DealTech – A Combination of Deal Making and Data Science
Dealtech – a combination of Deal Making and Data Science
DealTech – what is this? Well according to me, it’s a word I made up! However, according to Google its the name of a few companies and products that exist already. Nevertheless, none of these companies seem to quite encapsulate what I mean when I use the word DealTech – namely the optimisation and automation of the deal-making and structuring process using technology.
What do investment bankers do? Well, they spend most of their time hunting for and then structuring and closing deals. Having considerable investment banking and technology experience, it is my opinion that the structuring element – which takes up a significant amount of time – can be largely automated and optimised using AI. “Well Matthew”, I hear you ask, “if you’re so smart, and data scientists are so smart, why hasn’t this been done already?” Now we come to face some hard truths.
Why Fintech Doesn’t Always Cut It in Investment Banking
The answer to the question is simple – investment banking and deal structuring actually require a considerable amount of ‘domain expertise’. Domain Expertise is the skills you obtain from years of structuring deal after deal. You, therefore, need people who possess Domain Expertise, namely investment bankers, to be fully ‘invested’ in the process (excuse the pun). So why would investment bankers spend the time to automate, or help those who wish to automate, a large part of their jobs? Certainly, there are some investment bankers who see the future and realise that this will happen whether they like it or not. So then, why has it not happened if there are some willing participants on the investment banking and data science sides? Well, it turns out that automating this complex financial structuring isn’t that easy to automate after all. Each investment banking deal is not only complex but also unique and requires not so subtle structuring nuances (not great for machine learning where we need lots of similar data for algorithms to learn from). In addition, structuring to the naked eye can seem to be fairly manual and not suitable for automation. It not only involves financial modelling (in Excel if you can believe it, data scientists!), but also numerous conversations and negotiations with other bankers, clients, lawyers, advisers and auditors.

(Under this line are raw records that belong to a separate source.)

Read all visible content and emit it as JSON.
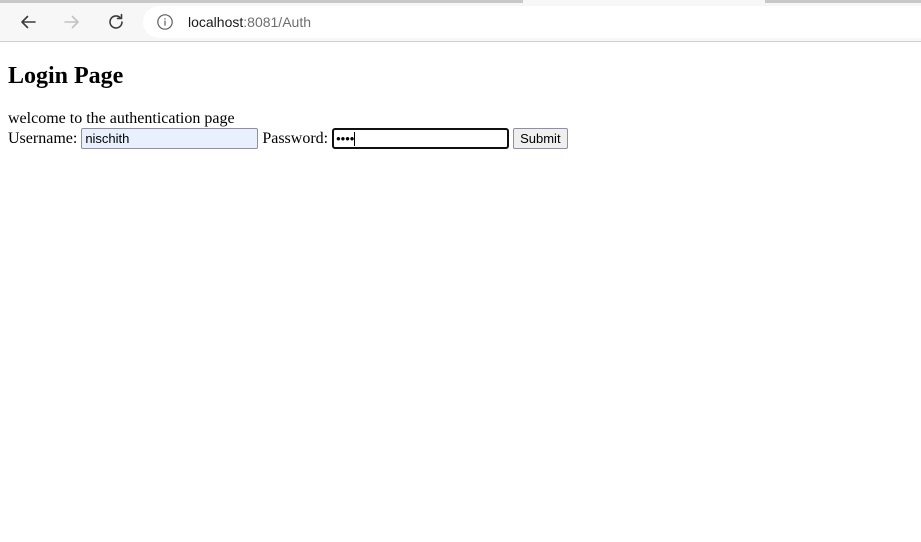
{
  "browser": {
    "url_host": "localhost",
    "url_path": ":8081/Auth",
    "icons": {
      "back": "arrow-left-icon",
      "forward": "arrow-right-icon",
      "reload": "reload-icon",
      "site_info": "info-icon"
    }
  },
  "page": {
    "title": "Login Page",
    "welcome_text": "welcome to the authentication page"
  },
  "form": {
    "username_label": "Username: ",
    "username_value": "nischith",
    "password_label": " Password: ",
    "password_masked": "••••",
    "submit_label": "Submit"
  },
  "colors": {
    "autofill_bg": "#e8f0fe",
    "chrome_bg": "#f7f7f7"
  }
}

This is where I believe the gap exists – a subset of FinTech focused on structuring and optimising deals, the lifeblood of the investment bank, a subset I call DealTech.

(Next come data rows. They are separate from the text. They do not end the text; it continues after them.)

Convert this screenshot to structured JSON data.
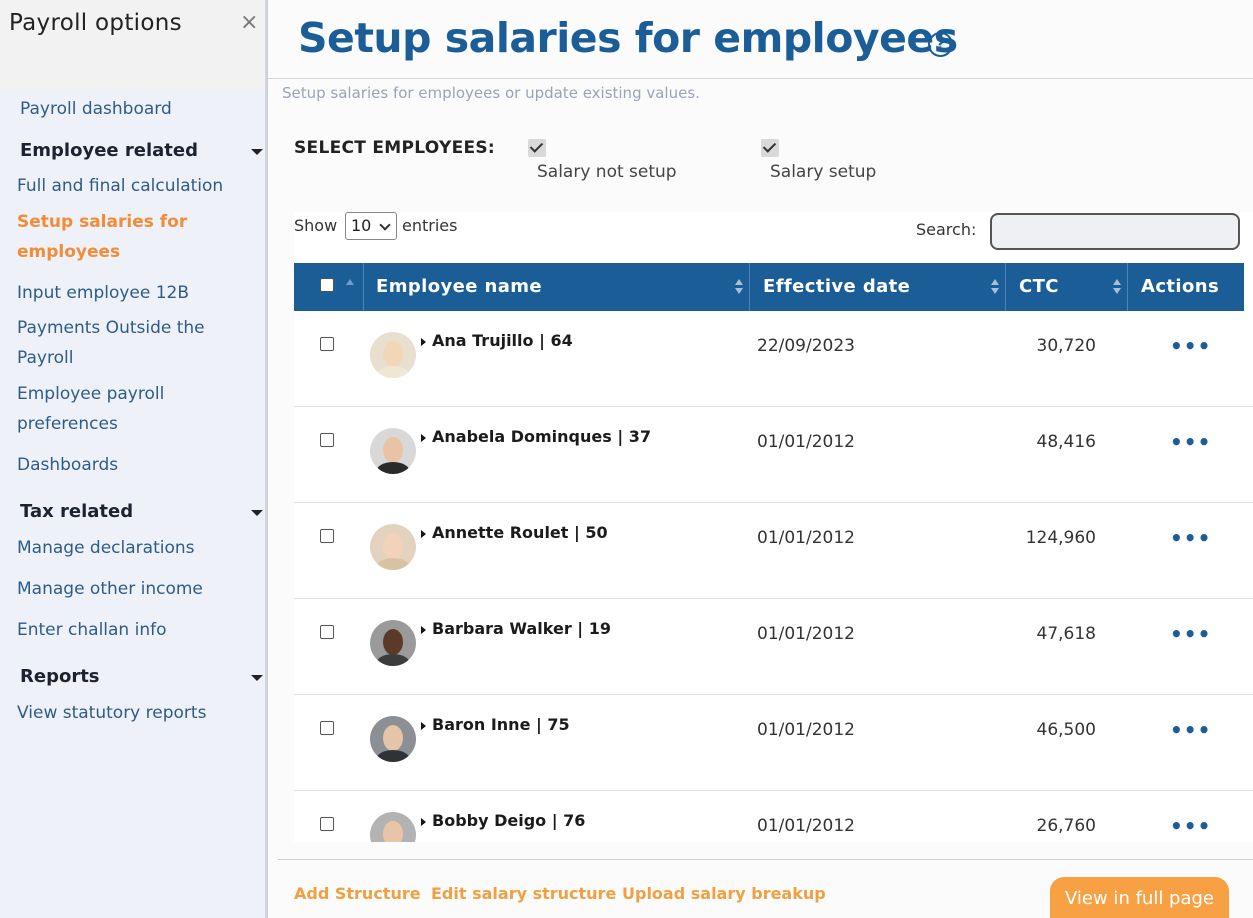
{
  "sidebar": {
    "title": "Payroll options",
    "close_glyph": "×",
    "dashboard": "Payroll dashboard",
    "sections": {
      "employee": {
        "label": "Employee related",
        "items": [
          "Full and final calculation",
          "Setup salaries for employees",
          "Input employee 12B",
          "Payments Outside the Payroll",
          "Employee payroll preferences",
          "Dashboards"
        ]
      },
      "tax": {
        "label": "Tax related",
        "items": [
          "Manage declarations",
          "Manage other income",
          "Enter challan info"
        ]
      },
      "reports": {
        "label": "Reports",
        "items": [
          "View statutory reports"
        ]
      }
    },
    "active_item": "Setup salaries for employees"
  },
  "main": {
    "title": "Setup salaries for employees",
    "help_glyph": "?",
    "subtitle": "Setup salaries for employees or update existing values.",
    "filters": {
      "label": "SELECT EMPLOYEES:",
      "options": [
        {
          "label": "Salary not setup",
          "checked": true
        },
        {
          "label": "Salary setup",
          "checked": true
        }
      ]
    },
    "table": {
      "show_label": "Show",
      "entries_value": "10",
      "entries_label": "entries",
      "search_label": "Search:",
      "search_value": "",
      "columns": [
        "Employee name",
        "Effective date",
        "CTC",
        "Actions"
      ],
      "rows": [
        {
          "name": "Ana Trujillo | 64",
          "date": "22/09/2023",
          "ctc": "30,720",
          "actions": "•••"
        },
        {
          "name": "Anabela Dominques | 37",
          "date": "01/01/2012",
          "ctc": "48,416",
          "actions": "•••"
        },
        {
          "name": "Annette Roulet | 50",
          "date": "01/01/2012",
          "ctc": "124,960",
          "actions": "•••"
        },
        {
          "name": "Barbara Walker | 19",
          "date": "01/01/2012",
          "ctc": "47,618",
          "actions": "•••"
        },
        {
          "name": "Baron Inne | 75",
          "date": "01/01/2012",
          "ctc": "46,500",
          "actions": "•••"
        },
        {
          "name": "Bobby Deigo | 76",
          "date": "01/01/2012",
          "ctc": "26,760",
          "actions": "•••"
        }
      ]
    },
    "footer": {
      "links": [
        "Add Structure",
        "Edit salary structure",
        "Upload salary breakup"
      ],
      "primary_button": "View in full page"
    }
  },
  "colors": {
    "accent_blue": "#1b5e97",
    "accent_orange": "#f28c38",
    "sidebar_bg": "#eef1f7"
  }
}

Why DealTech is the Future of Investment Banking
I believe there are in fact numerous opportunities to automate the deal structuring process, from the financial modelling element and funding to optimising returns, all of which can be done with sophisticated AI and not so sophisticated automation. I’ve been working for years on automating the financial engineering component of deals (from automated financial models to optimising deals using Solver and even OpenSolver), and I’ve hardly touched the surface of what is possible. Once you start talking about automating the legal and administration components, you are truly talking about process automation!
Optimising Deal Modelling, Structuring and even Negotiation
So how can this be achieved? I believe the best way to approach this is by having a look at each individual step of the deal-making process as a bite-sized chunk, waiting for someone to come along to optimise and automate it. It has to be done step by step for two reasons:
Firstly, to ensure that the step being automated or optimised is being done so correctly, and allowing for variations of the step for customised and bespoke deals.
Secondly, and just as importantly, to allow the investment bankers and those involved in the deal-making process to gain comfort that the step has been automated correctly. Investment bankers, lawyers, sponsors and others involved in the deal are highly meticulous and will need time to gain comfort that a key element of the deal-making process has not been opened up for potential error.
Once the first bite-sized chunk has been automated, and this automation has been successfully implemented, one can move onto the next step. Do not underestimate the ‘successfully implemented’ part! This will involved considerable IT challenges and also a fair amount of change management and emotional intelligence.
This is the first article in a multi-part series exploring DealTech on my blog – and I look forward to taking this journey with you as I interact with data scientists, investment bankers and all those in between!